Xi Jinping annonce la clôture du 20e congrès du Parti communiste chinois

Le président chinois Xi Jinping a annoncé samedi la clôture du 20e congrès du Parti communiste chinois (PCC), après une semaine de délibérations à huis clos pour remanier l'équipe dirigeante de la deuxième économie mondiale.

Chinese President Xi Jinping attends the closing ceremony of the 20th National Congress of China's ruling Communist Party at the Great Hall of the People in Beijing, Saturday, Oct. 22, 2022. (AP Photo/Ng Han Guan)
Le président chinois Xi Jinping assiste à la cérémonie de clôture du 20e Congrès national du Parti communiste chinois au pouvoir, au Grand Hall du peuple à Beijing, samedi 22 octobre 2022. ©Copyright 2022 The Associated Press. All rights reserved

Osez vous battre pour la victoire, travaillez dur pour aller de l'avant", a dit Xi Jinping, qui sera vraisemblablement reconduit dimanche au poste de secrétaire général, ce qui ouvrira la voie à un 3e mandat présidentiel inédit en mars prochain.

La composition du nouveau Comité central, sorte de "parlement" interne au parti, a été adoptée, selon l'agence Chine nouvelle qui n'a toutefois pas dévoilé la liste des quelque 200 membres.

Dimanche, Xi Jinping sera vraisemblablement reconduit au poste de secrétaire général du PCC, à l'issue de la première réunion d'un Comité central remanié, qui compte environ 200 membres. Simple formalité, la procédure doit permettre à Xi Jinping de décrocher en mars prochain un troisième mandat présidentiel inédit de cinq ans.

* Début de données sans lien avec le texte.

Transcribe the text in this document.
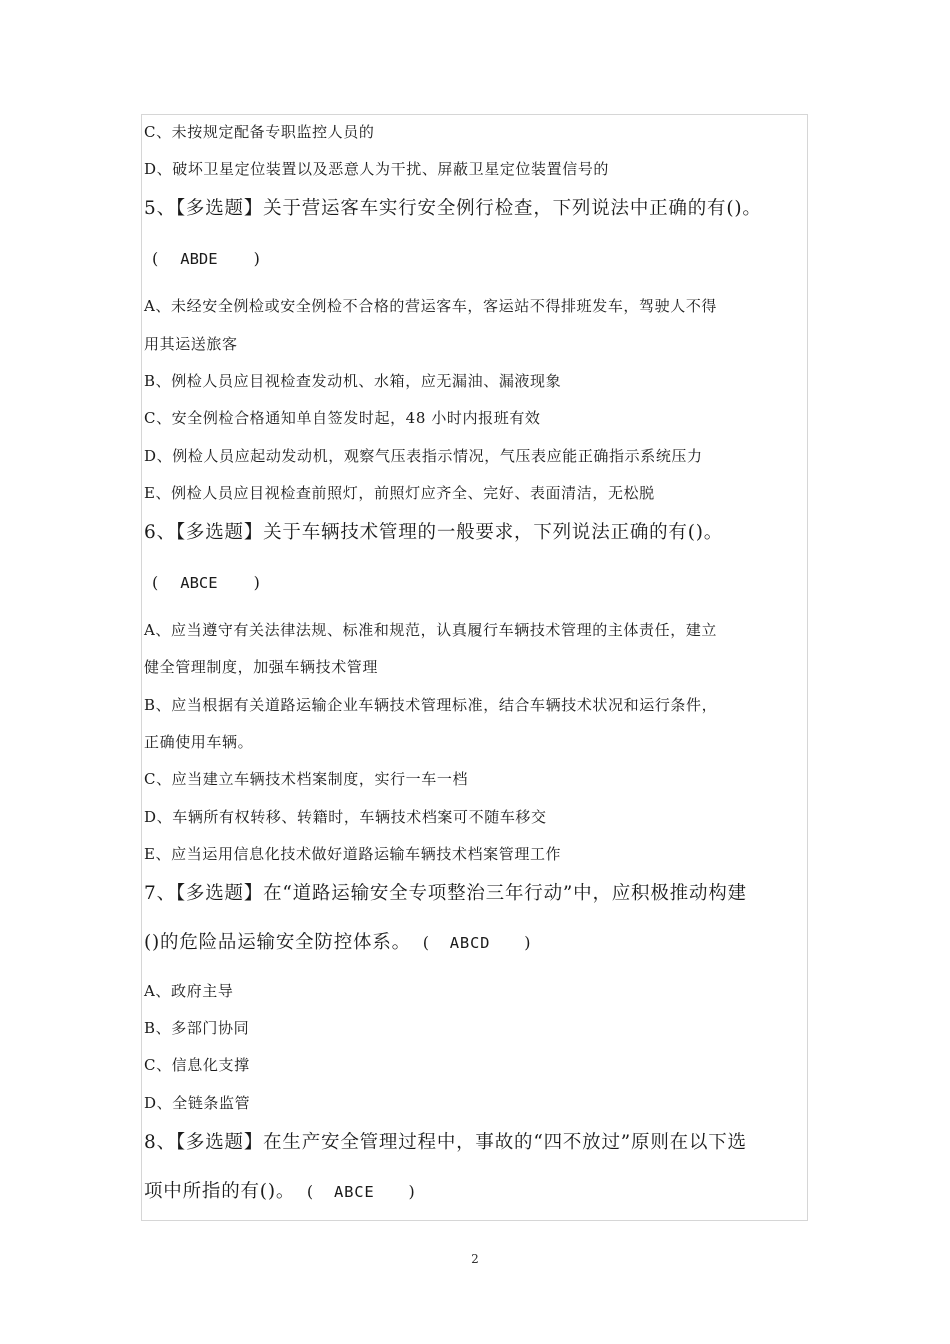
C、未按规定配备专职监控人员的
D、破坏卫星定位装置以及恶意人为干扰、屏蔽卫星定位装置信号的
5、【多选题】关于营运客车实行安全例行检查，下列说法中正确的有()。
( ABDE )
A、未经安全例检或安全例检不合格的营运客车，客运站不得排班发车，驾驶人不得
用其运送旅客
B、例检人员应目视检查发动机、水箱，应无漏油、漏液现象
C、安全例检合格通知单自签发时起，48 小时内报班有效
D、例检人员应起动发动机，观察气压表指示情况，气压表应能正确指示系统压力
E、例检人员应目视检查前照灯，前照灯应齐全、完好、表面清洁，无松脱
6、【多选题】关于车辆技术管理的一般要求，下列说法正确的有()。
( ABCE )
A、应当遵守有关法律法规、标准和规范，认真履行车辆技术管理的主体责任，建立
健全管理制度，加强车辆技术管理
B、应当根据有关道路运输企业车辆技术管理标准，结合车辆技术状况和运行条件，
正确使用车辆。
C、应当建立车辆技术档案制度，实行一车一档
D、车辆所有权转移、转籍时，车辆技术档案可不随车移交
E、应当运用信息化技术做好道路运输车辆技术档案管理工作
7、【多选题】在“道路运输安全专项整治三年行动”中，应积极推动构建
()的危险品运输安全防控体系。 ( ABCD )
A、政府主导
B、多部门协同
C、信息化支撑
D、全链条监管
8、【多选题】在生产安全管理过程中，事故的“四不放过”原则在以下选
项中所指的有()。 ( ABCE )
2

Pour se maintenir au pouvoir, l'homme fort de Pékin avait ainsi fait supprimer de la Constitution en 2018 la limite de deux mandats. Xi Jinping, 69 ans, peut donc en théorie présider à vie la République populaire.

Nouveau Premier ministre

Analystes et médias spéculent sur la volonté de Xi Jinping de changer l'intitulé de son poste en "président du parti", le titre qu'avait le fondateur du régime Mao Tsé-toung (1949-76).

Une modification pourrait aussi être apportée à la charte du PCC. En 2017, elle avait intégré une référence à "la Pensée Xi Jinping sur le socialisme à caractéristiques chinoises pour une nouvelle ère". Cette mention avait été ajoutée l'année suivante à la Constitution du pays.

Ce congrès devrait également déboucher sur une large recomposition du comité permanent du Bureau politique. La nouvelle composition de cet organe tout-puissant de sept membres actuellement -- qui détient la réalité du pouvoir en Chine -- sera dévoilée dimanche. Selon des traditions non écrites, une partie des membres actuels atteignent l'âge auquel ils sont censés prendre leur retraite.

Conformément à la coutume, les membres du Comité permanent seront annoncés par ordre d'importance, le numéro un étant le secrétaire général. A priori le numéro deux ou le numéro trois sera le prochain Premier ministre qui succèdera à Li Keqiang, en mars prochain.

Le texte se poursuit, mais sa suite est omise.